2020-05-22 Thread Sergei Trofimovich
'tc-directly' tracker https://bugs.gentoo.org/243502 tracks
packages that don't respect users' CC/AR/LD flags.

I added new USE=-native-symlinks mode for gcc-config and
binutils-config to ease detection of such packages.

Native symlinks are still installed by default. Nothing should
break for users who use default USE flags.

USE=-native-symlinks removes a bunch of links that most packages
use by default until are overridden explicitly. Incomplete list is:
- /lib/cpp
- /usr/bin/{gcc,cc,g++,c++,...}
- /usr/bin/{as,ld,ranlib,dwp,...}

The rule of thumb is: if a tool does not have ${CTARGET}- prefix
it will probably disappear with USE=-native-symlinks.
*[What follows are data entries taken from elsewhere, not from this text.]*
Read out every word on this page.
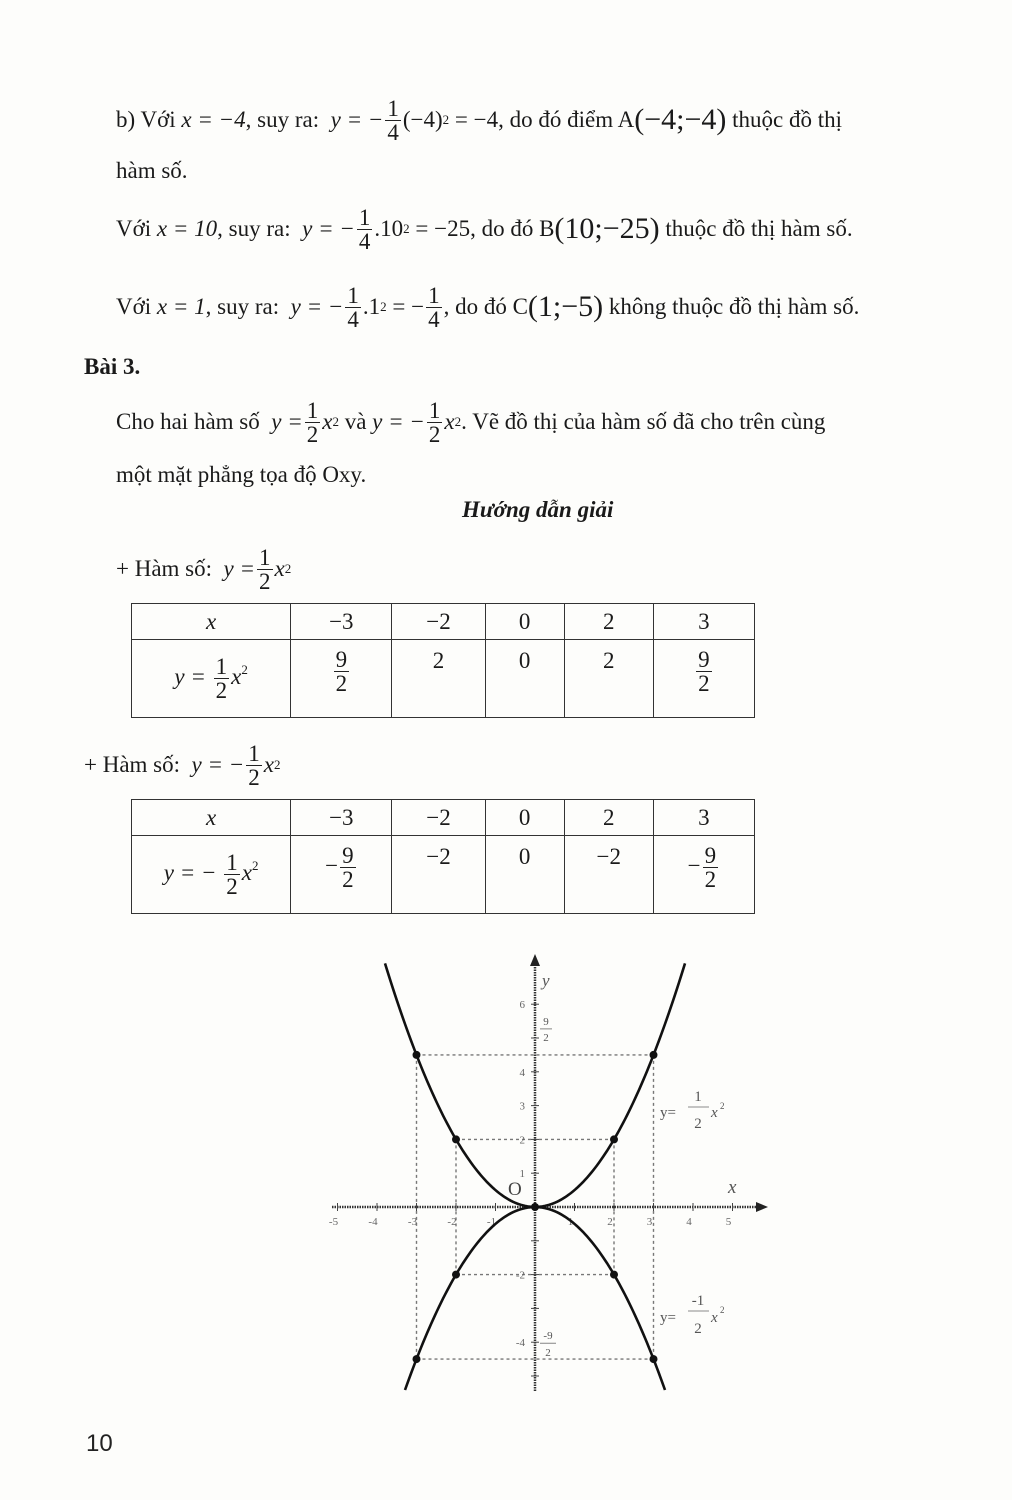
b) Với
x = −4 , suy ra:
y = − $\frac{1}{4} (-4)$ 2
= −4 , do đó điểm A (−4;−4)
thuộc đồ thị
hàm số.
Với
x = 10 , suy ra:
y = − $\frac{1}{4} .10$ 2
= −25 , do đó B (10;−25)
thuộc đồ thị hàm số.
Với
x = 1 , suy ra:
y = − $\frac{1}{4} .1$ 2
= − $\frac{1}{4}$ , do đó C (1;−5)
không thuộc đồ thị hàm số.
Bài 3.
Cho hai hàm số
$y = \frac{1}{2}$ x 2
và
y = − $\frac{1}{2}$ x 2 . Vẽ đồ thị của hàm số đã cho trên cùng
một mặt phẳng tọa độ Oxy.
Hướng dẫn giải
+ Hàm số:
$y = \frac{1}{2}$ x 2
x	−3	−2	0	2	3
$y = \frac{1}{2} x^2$	$\frac{9}{2}$	2	0	2	$\frac{9}{2}$
+ Hàm số:
y = − $\frac{1}{2}$ x 2
x	−3	−2	0	2	3
y = − $\frac{1}{2} x^2$	− $\frac{9}{2}$	−2	0	−2	− $\frac{9}{2}$
-5	-4	-3	-2	-1	1	2	3	4	5
6
4
3
2
1
-2
-4
x
y
O
9
2
-9
2
y=
1
2
x 2
y=
-1
2
x 2
10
(At least eventually) 'emerge' should still be able to build most
of packages in such environment. I expect initial breakage will be
huge though.

Using './configure && make && make install' style workflow will be more
tedious. One workaround at least for gcc is to use something like:
$ PATH="$(gcc-config -B):$PATH"
It's not perfect. We'll see if toolchain can provide nicer environment.

Typical fixes for autoconf style build systems is to use macros like:
- AC_PROG_CC
- AM_PROG_AR
- AC_CHECK_TOOL(DWP, dwp)
and so on to detect tool that corresponds to --host=/--target= flags
and allows user's override via environment variable.